Converting Text to Speech and Speech to Text using gTTS and Vosk
Introduction
In this blog post, we’ll explore how to convert text to speech and then convert that speech back to text using Python. We’ll utilize the gTTS
library for text-to-speech conversion and the vosk
library for speech-to-text conversion. The entire process involves saving the generated speech as an MP3 file, converting it to a WAV file, and finally using the Vosk library for speech recognition.
Installing Required Packages
Before we proceed, let’s make sure we have the necessary packages installed:
!pip install gtts pydub vosk &>/dev/null
This will install the gTTS
, pydub
, and vosk
packages, which are essential for our text-to-speech and speech-to-text tasks.
Text to Speech with gTTS
To get started, we’ll use the gTTS
library, a Python wrapper for Google Text-to-Speech (gTTS) API. This library allows us to convert text into speech easily. Here’s a simple example:
from gtts import gTTS
from pydub import AudioSegment
# Text to be converted to speech
text = "Hello, this is a test. One two three four five.
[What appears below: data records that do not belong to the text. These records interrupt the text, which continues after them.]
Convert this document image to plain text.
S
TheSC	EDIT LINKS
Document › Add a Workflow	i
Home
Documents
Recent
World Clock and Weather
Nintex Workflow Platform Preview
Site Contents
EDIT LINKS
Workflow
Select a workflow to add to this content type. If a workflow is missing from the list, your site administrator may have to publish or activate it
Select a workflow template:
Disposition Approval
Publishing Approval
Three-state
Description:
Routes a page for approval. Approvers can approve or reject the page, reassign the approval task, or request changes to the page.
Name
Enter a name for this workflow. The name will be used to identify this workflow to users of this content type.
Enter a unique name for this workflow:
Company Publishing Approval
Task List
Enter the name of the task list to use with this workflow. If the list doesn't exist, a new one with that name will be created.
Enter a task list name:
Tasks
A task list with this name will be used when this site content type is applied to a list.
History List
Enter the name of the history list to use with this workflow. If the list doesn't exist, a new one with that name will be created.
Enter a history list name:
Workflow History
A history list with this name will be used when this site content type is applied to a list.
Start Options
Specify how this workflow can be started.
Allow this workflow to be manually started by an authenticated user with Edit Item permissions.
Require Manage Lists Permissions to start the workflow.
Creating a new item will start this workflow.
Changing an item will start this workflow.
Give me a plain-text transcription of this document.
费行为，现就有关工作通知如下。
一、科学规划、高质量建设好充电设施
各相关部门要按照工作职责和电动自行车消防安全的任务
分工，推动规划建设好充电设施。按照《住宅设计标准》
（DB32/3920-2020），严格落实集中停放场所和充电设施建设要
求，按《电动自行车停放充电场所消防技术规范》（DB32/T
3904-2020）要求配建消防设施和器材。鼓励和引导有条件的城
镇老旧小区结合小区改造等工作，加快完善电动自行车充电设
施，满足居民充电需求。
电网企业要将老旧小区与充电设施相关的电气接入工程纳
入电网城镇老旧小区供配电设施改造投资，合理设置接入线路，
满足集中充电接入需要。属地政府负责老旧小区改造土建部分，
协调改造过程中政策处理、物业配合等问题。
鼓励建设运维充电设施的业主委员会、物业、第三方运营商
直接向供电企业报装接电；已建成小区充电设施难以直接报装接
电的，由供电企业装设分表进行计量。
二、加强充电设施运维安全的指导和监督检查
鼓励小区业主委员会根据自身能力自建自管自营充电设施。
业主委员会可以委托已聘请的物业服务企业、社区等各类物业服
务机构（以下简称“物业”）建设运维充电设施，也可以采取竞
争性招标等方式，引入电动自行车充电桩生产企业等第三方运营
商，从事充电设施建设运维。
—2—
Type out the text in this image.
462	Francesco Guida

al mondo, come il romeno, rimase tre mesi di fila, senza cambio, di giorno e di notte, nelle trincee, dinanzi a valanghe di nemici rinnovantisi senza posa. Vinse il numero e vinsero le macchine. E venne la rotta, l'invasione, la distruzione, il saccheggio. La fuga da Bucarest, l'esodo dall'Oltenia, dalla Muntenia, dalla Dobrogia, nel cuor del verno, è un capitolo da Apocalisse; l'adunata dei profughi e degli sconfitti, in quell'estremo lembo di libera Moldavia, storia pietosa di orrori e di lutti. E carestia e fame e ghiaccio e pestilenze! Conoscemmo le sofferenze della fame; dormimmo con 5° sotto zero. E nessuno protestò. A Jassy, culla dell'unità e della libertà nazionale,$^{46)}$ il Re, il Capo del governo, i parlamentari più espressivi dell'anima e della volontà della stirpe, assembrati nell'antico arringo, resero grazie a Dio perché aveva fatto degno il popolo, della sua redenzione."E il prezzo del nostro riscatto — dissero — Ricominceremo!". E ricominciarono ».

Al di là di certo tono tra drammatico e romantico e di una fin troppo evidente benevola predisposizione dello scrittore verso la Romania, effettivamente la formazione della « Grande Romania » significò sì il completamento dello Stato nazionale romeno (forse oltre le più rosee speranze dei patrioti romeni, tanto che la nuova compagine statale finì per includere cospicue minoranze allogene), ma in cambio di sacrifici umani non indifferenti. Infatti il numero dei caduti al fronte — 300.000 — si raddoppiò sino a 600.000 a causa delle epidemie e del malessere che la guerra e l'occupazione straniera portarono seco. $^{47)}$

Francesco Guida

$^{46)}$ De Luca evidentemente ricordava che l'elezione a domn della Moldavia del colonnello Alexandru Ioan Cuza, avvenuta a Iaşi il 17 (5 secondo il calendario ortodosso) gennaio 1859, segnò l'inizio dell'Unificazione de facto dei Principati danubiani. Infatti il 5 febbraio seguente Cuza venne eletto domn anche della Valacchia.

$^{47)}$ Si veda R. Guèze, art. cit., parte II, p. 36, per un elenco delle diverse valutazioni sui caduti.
Ten nine eight seven."
# Create a gTTS object
tts = gTTS(text=text, lang='en')
# Save the speech as an mp3 file
tts.save('test.mp3')
In this example, we generate an MP3 file named test.mp3
containing the synthesized speech from the given text.
Converting MP3 to WAV
Next, we need to convert the MP3 file to a WAV file with a RIFF header, as Vosk requires input audio in this format. We can use the pydub
library for this task:
from pydub import AudioSegment
# Convert the mp3 file to a wave file with the RIFF header
mp3_audio = AudioSegment.from_file("test.mp3", format="mp3")
wave_audio = mp3_audio.set_frame_rate(16000).set_sample_width(2).set_channels(1)
# Save the wave file
wave_audio.export("test.wav", format="wav")
This code takes the test.mp3
file, sets the appropriate parameters for Vosk, and saves the resulting WAV file as test.wav
.
Speech to Text with Vosk
Now that we have our WAV file, we can use the Vosk library for speech-to-text conversion:
from vosk import Model, KaldiRecognizer
import wave
# Load Vosk model for English
model = Model(lang="en-us")
# Open the WAV file
wf = wave.open('test.wav', 'rb')
# Initialize the recognizer with the WAV file's frame rate
rec = KaldiRecognizer(model, wf.getframerate())
# Process the audio data in chunks
while True:
data = wf.readframes(40) # Adjust the chunk size as needed
if len(data) == 0:
break
if rec.AcceptWaveform(data):
pass
# Get the final result
result = rec.FinalResult()
print(result)
In this code snippet, we use the Vosk library to create a speech recognizer and process the audio file in chunks. The final result is then printed, providing the text representation of the speech.
Displaying the Resulting Audio
Lastly, let’s display the resulting audio using the IPython.display
module:
from IPython.display import Audio
display(Audio('test.wav', autoplay=True))
This line of code will play the audio directly in your Jupyter notebook, allowing you to hear the synthesized speech and confirm the accuracy of the text-to-speech conversion.